Kuta Software – Infinite Precalculus
Compound Interest
1) Brenda invests $4,848 in a savings account with a fixed annual interest rate of 5% compounded 2 times per year. What will the account balance be after 6 years?
The correct answer and explanation is :
To solve this problem, we can use the formula for compound interest, which is given by:
[
A = P \left( 1 + \frac{r}{n} \right)^{nt}
]
Where:
- ( A ) is the amount of money accumulated after ( t ) years, including interest.
- ( P ) is the principal amount (initial investment).
- ( r ) is the annual interest rate (as a decimal).
- ( n ) is the number of times the interest is compounded per year.
- ( t ) is the time the money is invested or borrowed for, in years.
Given:
- ( P = 4848 ) (initial investment).
- ( r = 5\% = 0.05 ) (annual interest rate).

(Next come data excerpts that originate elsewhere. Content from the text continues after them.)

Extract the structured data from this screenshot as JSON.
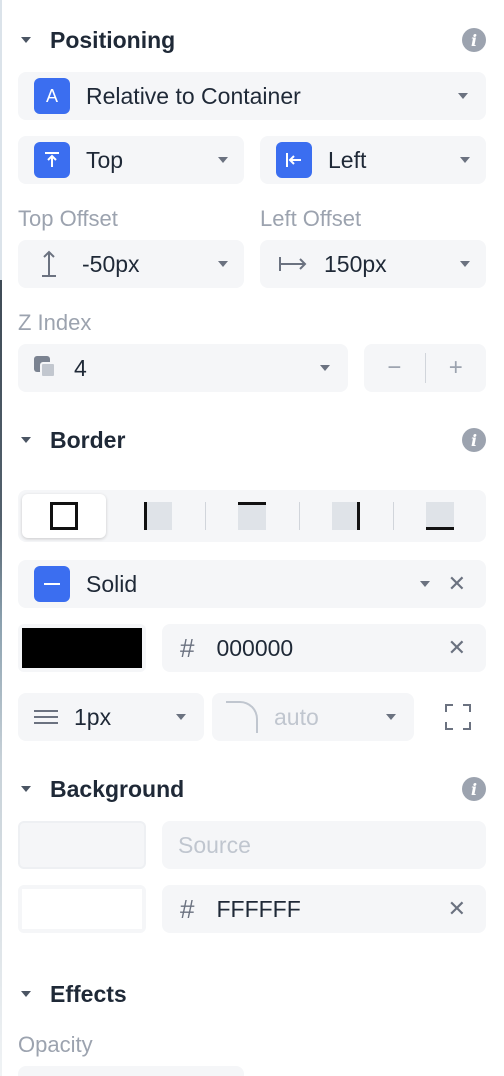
{
  "positioning": {
    "title": "Positioning",
    "mode": {
      "icon_letter": "A",
      "value": "Relative to Container"
    },
    "vertical_anchor": {
      "value": "Top"
    },
    "horizontal_anchor": {
      "value": "Left"
    },
    "top_offset": {
      "label": "Top Offset",
      "value": "-50px"
    },
    "left_offset": {
      "label": "Left Offset",
      "value": "150px"
    },
    "z_index": {
      "label": "Z Index",
      "value": "4",
      "decrement": "−",
      "increment": "+"
    }
  },
  "border": {
    "title": "Border",
    "sides": [
      "all",
      "left",
      "top",
      "right",
      "bottom"
    ],
    "selected_side": "all",
    "style": {
      "value": "Solid"
    },
    "color": {
      "swatch": "#000000",
      "hash": "#",
      "value": "000000"
    },
    "width": {
      "value": "1px"
    },
    "radius": {
      "value": "auto"
    }
  },
  "background": {
    "title": "Background",
    "source_placeholder": "Source",
    "color": {
      "swatch": "#FFFFFF",
      "hash": "#",
      "value": "FFFFFF"
    }
  },
  "effects": {
    "title": "Effects",
    "opacity_label": "Opacity"
  },
  "colors": {
    "accent": "#3b6ef0",
    "field_bg": "#f5f6f8"
  }
}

- ( n = 2 ) (compounded twice per year).
- ( t = 6 ) years.
Step 1: Plug in the values into the formula.
[
A = 4848 \left( 1 + \frac{0.05}{2} \right)^{2 \times 6}
]
[
A = 4848 \left( 1 + 0.025 \right)^{12}
]
[
A = 4848 \left( 1.025 \right)^{12}
]
Step 2: Calculate ( (1.025)^{12} ).
Using a calculator, we find:
[
(1.025)^{12} \approx 1.795856
]
Step 3: Multiply the result by the principal.
[
A = 4848 \times 1.795856 \approx 8706.60
]
So, the account balance after 6 years is approximately $8,706.60.
Explanation:
This problem involves calculating compound interest, which is the process of earning interest on both the initial investment (the principal) and the interest that has already been added to the account. In this case, the interest is compounded semi-annually (twice per year), meaning that the interest is applied twice each year, rather than just once. This leads to a higher overall balance due to the interest being applied to a larger amount each time. The compound interest formula takes into account both the rate of interest and the frequency of compounding. By raising the term ( (1 + \frac{r}{n}) ) to the power of ( nt ), the formula calculates how much the investment will grow over the specified period.